On June 25, the Netanyahu administration’s decision to freeze its previously agreed-upon plan to develop an egalitarian worship space at the Kotel sent a clear signal to both Israeli Jews and Jews of the Diaspora that it is not interested in a building a pluralistic, all-encompassing, tolerant society worthy of the Zionist ideals of its founding mothers and fathers. Government officials have routinely relinquished their responsibility to assure the safety and rights of all worshippers at the Kotel as women are harassed, sometimes violently, during the monthly Women of the Wall Rosh Chodesh celebrations. Most recently, young women from our own Reform Movement seminary, HUC-JIR, were inappropriately searched by Israeli authorities as they sought to worship with other women in that holy space. Until there is an egalitarian section at the Kotel, and until Israeli authorities fully implement their own laws regarding equal rights for women, such abuses are likely to continue.

On the same day that the Prime Minister of Israel announced the abrogation of the Kotel agreement, the government advanced a Conversion Bill that would exclusively place the power of Jewish conversions in Israel in the hands of the ultra-Orthodox Chief Rabbinate. This bill would delegitimize conversions performed in Israel by the Reform and Conservative movements, potentially excluding conversions of thousands of people already converted, and excluding such conversions going forward. We were heartened by the subsequent decision to delay the Conversion Bill for six months and hope it reflects a growing recognition by the Israeli Government that this legislation will accelerate the divide between Jews of the Diaspora and Israeli Jews, precisely at a time when global Jewish unity is more important than ever. Nonetheless, we remain deeply outraged by the Conversion Bill and oppose it in the strongest terms.

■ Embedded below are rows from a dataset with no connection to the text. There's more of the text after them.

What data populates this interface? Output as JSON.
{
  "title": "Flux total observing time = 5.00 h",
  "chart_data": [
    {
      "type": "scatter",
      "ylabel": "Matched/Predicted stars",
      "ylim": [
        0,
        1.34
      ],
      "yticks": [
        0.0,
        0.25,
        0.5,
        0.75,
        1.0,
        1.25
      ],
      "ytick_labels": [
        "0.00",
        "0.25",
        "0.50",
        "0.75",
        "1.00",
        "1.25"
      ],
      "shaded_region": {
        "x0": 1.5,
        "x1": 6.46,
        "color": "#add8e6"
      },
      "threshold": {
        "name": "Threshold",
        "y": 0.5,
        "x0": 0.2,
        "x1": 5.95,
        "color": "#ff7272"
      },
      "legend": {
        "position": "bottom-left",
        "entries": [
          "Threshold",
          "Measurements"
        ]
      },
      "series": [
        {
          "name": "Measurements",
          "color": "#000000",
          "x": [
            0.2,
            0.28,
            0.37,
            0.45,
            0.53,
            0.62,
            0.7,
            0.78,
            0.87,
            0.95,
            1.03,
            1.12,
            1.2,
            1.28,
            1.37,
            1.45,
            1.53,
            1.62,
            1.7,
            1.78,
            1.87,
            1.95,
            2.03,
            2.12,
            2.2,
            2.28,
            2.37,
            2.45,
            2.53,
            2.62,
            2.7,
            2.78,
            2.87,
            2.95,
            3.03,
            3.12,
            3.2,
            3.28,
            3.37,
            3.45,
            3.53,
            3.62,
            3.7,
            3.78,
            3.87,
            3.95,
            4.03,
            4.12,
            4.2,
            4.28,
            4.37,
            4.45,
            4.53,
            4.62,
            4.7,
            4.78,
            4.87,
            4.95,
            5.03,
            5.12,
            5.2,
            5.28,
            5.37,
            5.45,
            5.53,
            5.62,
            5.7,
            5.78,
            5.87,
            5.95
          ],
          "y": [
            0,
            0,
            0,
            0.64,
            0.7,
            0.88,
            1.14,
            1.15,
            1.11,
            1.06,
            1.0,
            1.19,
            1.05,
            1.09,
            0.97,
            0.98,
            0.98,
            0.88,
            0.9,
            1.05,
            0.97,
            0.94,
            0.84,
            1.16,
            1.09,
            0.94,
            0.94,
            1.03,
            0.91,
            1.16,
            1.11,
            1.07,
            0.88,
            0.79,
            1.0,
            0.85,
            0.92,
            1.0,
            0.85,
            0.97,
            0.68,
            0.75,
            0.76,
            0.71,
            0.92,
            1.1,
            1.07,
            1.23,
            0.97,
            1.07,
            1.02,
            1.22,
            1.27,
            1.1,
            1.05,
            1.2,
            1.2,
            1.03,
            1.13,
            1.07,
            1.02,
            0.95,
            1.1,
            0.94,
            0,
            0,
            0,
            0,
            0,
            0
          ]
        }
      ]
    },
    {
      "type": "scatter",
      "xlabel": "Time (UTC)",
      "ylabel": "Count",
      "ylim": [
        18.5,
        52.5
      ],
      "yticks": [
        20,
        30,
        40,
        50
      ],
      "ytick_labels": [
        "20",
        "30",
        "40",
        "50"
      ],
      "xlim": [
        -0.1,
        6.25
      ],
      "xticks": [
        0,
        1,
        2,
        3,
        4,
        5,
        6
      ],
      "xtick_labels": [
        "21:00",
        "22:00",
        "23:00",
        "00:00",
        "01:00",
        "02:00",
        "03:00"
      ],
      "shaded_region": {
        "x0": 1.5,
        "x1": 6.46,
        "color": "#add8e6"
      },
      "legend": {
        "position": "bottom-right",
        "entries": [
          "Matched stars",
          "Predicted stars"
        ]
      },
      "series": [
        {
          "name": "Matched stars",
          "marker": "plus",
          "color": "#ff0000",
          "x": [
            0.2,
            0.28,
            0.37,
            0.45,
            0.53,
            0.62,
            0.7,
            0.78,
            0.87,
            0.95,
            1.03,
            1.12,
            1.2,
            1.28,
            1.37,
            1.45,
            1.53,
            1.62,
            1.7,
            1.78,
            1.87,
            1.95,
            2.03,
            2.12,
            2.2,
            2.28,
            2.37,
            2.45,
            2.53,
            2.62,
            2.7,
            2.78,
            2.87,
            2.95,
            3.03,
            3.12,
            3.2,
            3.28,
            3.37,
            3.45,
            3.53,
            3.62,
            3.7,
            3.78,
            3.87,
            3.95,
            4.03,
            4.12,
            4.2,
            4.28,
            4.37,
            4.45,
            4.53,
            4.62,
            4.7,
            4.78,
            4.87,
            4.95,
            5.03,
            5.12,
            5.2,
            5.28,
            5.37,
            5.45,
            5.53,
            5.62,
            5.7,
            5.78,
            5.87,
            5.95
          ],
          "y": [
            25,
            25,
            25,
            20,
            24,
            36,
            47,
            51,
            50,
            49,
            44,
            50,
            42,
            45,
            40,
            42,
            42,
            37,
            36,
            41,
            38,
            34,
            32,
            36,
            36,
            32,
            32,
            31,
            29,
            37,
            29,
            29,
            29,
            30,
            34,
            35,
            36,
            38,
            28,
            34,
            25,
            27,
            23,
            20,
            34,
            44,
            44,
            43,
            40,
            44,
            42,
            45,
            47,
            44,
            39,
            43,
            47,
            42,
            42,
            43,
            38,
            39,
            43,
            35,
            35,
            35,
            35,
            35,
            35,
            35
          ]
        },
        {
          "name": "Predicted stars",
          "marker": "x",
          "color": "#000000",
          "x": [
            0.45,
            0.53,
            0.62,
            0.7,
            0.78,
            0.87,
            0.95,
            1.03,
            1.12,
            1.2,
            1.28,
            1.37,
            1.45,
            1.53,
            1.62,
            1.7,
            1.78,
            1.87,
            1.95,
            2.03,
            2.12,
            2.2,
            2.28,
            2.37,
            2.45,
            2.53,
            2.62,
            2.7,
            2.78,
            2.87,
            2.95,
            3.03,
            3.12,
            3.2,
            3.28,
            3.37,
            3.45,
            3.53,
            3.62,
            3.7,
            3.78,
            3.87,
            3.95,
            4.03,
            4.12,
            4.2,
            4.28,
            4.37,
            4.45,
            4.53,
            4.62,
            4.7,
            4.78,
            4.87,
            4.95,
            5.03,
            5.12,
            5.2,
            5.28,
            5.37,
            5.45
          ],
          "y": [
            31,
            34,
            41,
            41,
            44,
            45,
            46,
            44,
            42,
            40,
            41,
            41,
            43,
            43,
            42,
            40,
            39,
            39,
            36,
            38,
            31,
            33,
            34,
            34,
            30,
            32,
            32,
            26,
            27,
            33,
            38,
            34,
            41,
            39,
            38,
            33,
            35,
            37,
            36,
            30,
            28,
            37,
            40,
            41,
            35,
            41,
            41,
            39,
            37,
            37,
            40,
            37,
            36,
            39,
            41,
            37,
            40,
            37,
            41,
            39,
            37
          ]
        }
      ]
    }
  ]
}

During these Yamim HaNoraim, these Ten Days of Awe, a holy time of repentance, prayer, and serious introspection, we, the Board of Women of Reform Judaism, call on the Government of Israel to:

  1. Recognize, uphold, and preserve the rights of minorities, women, converts, and non-ultra-Orthodox Jews.
  2. Support religious pluralism and equality in Israel for all streams of Judaism.
  3. Reverse its position on the Conversion Bill now under consideration.
  4. Lift the freeze on the Kotel resolution.
  5. Recognize the right of all Jews to practice their faith in Israel according to their beliefs.

We pray that Israel will become a home for all Jews, Reform, Conservative and Orthodox alike, where all can practice their faith according to their beliefs.